3 Technical Issues That Need to Be Addressed about Self-Driving Cars

There are multiple ways you can look at self-driving cars. The most important fact to keep in mind is they have a huge potential. But before they are widely adopted, people need to see them as reliable and trustworthy.

It’s one of the reasons why countless car manufacturers and big corporations are investing millions of dollars into autonomous vehicles.

In the following lines, you’ll be able to read about the current state of driverless cars, where they are headed and what are three of the most important technical aspects which need improvement as soon as possible.
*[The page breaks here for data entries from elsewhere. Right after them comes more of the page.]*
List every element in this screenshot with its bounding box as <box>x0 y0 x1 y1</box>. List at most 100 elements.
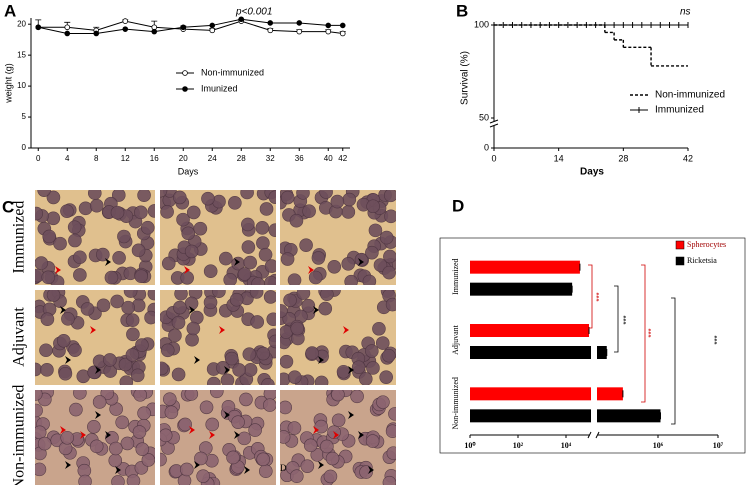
marker <box>339 22 346 29</box>
cell <box>289 469 304 483</box>
cell <box>126 327 140 342</box>
cell <box>264 259 276 273</box>
bar <box>470 346 607 359</box>
arrowhead <box>60 426 66 434</box>
x-tick-label: 10⁷ <box>713 441 724 450</box>
significance-label: *** <box>713 335 722 344</box>
cell <box>193 221 208 236</box>
cell <box>251 277 265 285</box>
cell <box>359 465 373 479</box>
micrograph <box>35 190 155 285</box>
significance-bracket <box>614 285 619 353</box>
stray-text: D <box>280 463 287 473</box>
arrowhead <box>358 431 364 439</box>
cell <box>323 469 338 484</box>
cell <box>35 206 44 221</box>
cell <box>383 190 396 203</box>
arrowhead <box>90 326 96 334</box>
cell <box>239 392 253 407</box>
cell <box>350 390 364 404</box>
cell <box>161 256 176 271</box>
cell <box>300 459 315 473</box>
cell <box>176 212 190 227</box>
cell <box>181 226 196 241</box>
cell <box>319 190 333 199</box>
y-tick-label: 100 <box>474 19 489 29</box>
cell <box>287 421 302 435</box>
arrowhead <box>348 411 354 419</box>
cell <box>35 390 43 401</box>
cell <box>60 430 75 445</box>
cell <box>365 434 380 448</box>
cell <box>131 243 146 258</box>
cell <box>342 192 357 207</box>
bar <box>470 409 661 423</box>
y-tick-label: 50 <box>479 112 489 122</box>
cell <box>382 348 396 363</box>
panel-label: D <box>452 196 464 215</box>
cell <box>256 236 270 250</box>
cell <box>35 256 49 270</box>
y-tick-label: 0 <box>22 143 27 152</box>
cell <box>73 250 87 265</box>
cell <box>311 251 326 265</box>
cell <box>160 361 169 376</box>
bar <box>470 282 573 296</box>
cell <box>56 333 71 348</box>
cell <box>78 201 93 216</box>
marker <box>35 24 42 31</box>
cell <box>180 270 194 285</box>
arrowhead <box>65 356 71 364</box>
cell <box>264 275 276 285</box>
cell <box>46 290 61 302</box>
cell <box>243 255 257 270</box>
axis-break <box>489 119 499 128</box>
cell <box>135 338 149 352</box>
significance-bracket <box>588 264 593 329</box>
cell <box>111 190 126 202</box>
cell <box>384 209 396 224</box>
cell <box>78 474 92 485</box>
cell <box>67 220 82 234</box>
cell <box>172 190 187 205</box>
x-tick-label: 20 <box>179 154 188 163</box>
cell <box>382 265 396 280</box>
cell <box>216 360 230 375</box>
cell <box>137 190 151 203</box>
cell <box>186 321 201 336</box>
arrowhead <box>55 266 61 274</box>
cell <box>255 221 270 235</box>
cell <box>186 205 201 220</box>
cell <box>241 240 256 254</box>
x-tick-label: 12 <box>121 154 130 163</box>
cell <box>203 264 218 279</box>
cell <box>160 205 174 219</box>
series-line <box>38 18 343 34</box>
cell <box>119 375 134 385</box>
cell <box>221 400 236 414</box>
cell <box>61 312 75 326</box>
cell <box>240 190 254 200</box>
bar <box>470 324 590 337</box>
arrowhead <box>105 431 111 439</box>
cell <box>241 217 255 232</box>
cell <box>184 244 199 259</box>
row-label: Adjuvant <box>11 307 28 367</box>
cell <box>35 425 47 440</box>
cell <box>242 347 257 361</box>
x-tick-label: 8 <box>94 154 99 163</box>
arrowhead <box>60 306 66 314</box>
significance-bracket <box>671 297 676 425</box>
significance-label: *** <box>622 315 631 324</box>
cell <box>354 252 369 267</box>
cell <box>341 205 356 219</box>
arrowhead <box>219 326 225 334</box>
bar <box>470 260 580 274</box>
cell <box>268 223 276 237</box>
cell <box>118 357 133 372</box>
micrograph <box>160 190 276 285</box>
cell <box>120 436 135 451</box>
cell <box>160 343 175 358</box>
cell <box>383 249 396 264</box>
cell <box>104 270 119 285</box>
Self-Driving Cars Are Almost 90% Automated

It is widely accepted that autonomous vehicles on public roads – such as Uber’s fleet in Pittsburgh – have reached an 85-90% level of automation. It means they’re only 10% away from full autonomy.

However, that last 10% will actually be the hardest to achieve. Work still needs to be done when it comes to perfecting the hardware, guidance systems, and software to make vehicles that can reliably and safely drive themselves.

The final steps involve some really unique challenges that need to be overcome. Some of them are technical, but others are… moral.

1. Mapping Needs Ongoing Work

Mapping is way more complex than basic GPS location services. The latter can pinpoint locations of phones and cars within about 2 meters, roughly 95 percent of the time.

That’s quite impressive and accurate enough to navigate in traffic. But it’s far from being good enough when it comes to cars driving themselves.

In fact, all the tests are done on roads with high-definition 3D maps which are accurate within a few centimeters. They spot locations of trees, fire hydrants, buildings, stop signs, and traffic lights – anything within 200 meters of the moving car.

As you can imagine, mapping all roads will take time – years, maybe even decades – and should be an ongoing project. And as soon as a fallen tree or a construction site appears, it needs to be mapped as well.

Then you need to take into account the high amounts of storage and processing power needed to generate such maps.

2. Sensor Tech Needs Improvements

A human driver uses eyes as sensors which gather data and sends it to the brain for analysis. Our vision is limited and can be affected by fog or lack of proper lighting at night.

Self-driving cars work in the same way. Most of them use an array of multiple cameras which act just like the human eye does, except they’re more than just two. It means a car can see more information than a human driver.

Then we’ve got the radar and Lidar. They use radio waves or light pulses to scan the road ahead for potential obstacles. They offer both extra vision and depth perception.

While the two technologies can make up for each other’s shortcomings, researchers and automakers are still working out what combination of sensors creates the best balance between capability, complexity, and cost.

Lidar, for example, costs up to $7,500 per car and can be easily flummoxed by rain or snow.

3. The Software Needs Machine Learning and Artificial Intelligence

The software behind self-driving cars has to understand what is happening on the road ahead. As you can imagine, there are countless situations which would need to be programmed.

It’s why machine learning and artificial intelligence should be implemented to process the environment and make safe decisions even about things the car is encountering for the first time.

An autonomous vehicle’s software system has to be one that “sees” pedestrians, bicyclists, and lanes and understands driver behavior.

The trick is getting rare situations, those exceptions which might only happen once in a lifetime, written into the code as well.

Developers basically try to replicate the human brain. Driverless cars must be able to respond to something on the fly, to handle the unexpected.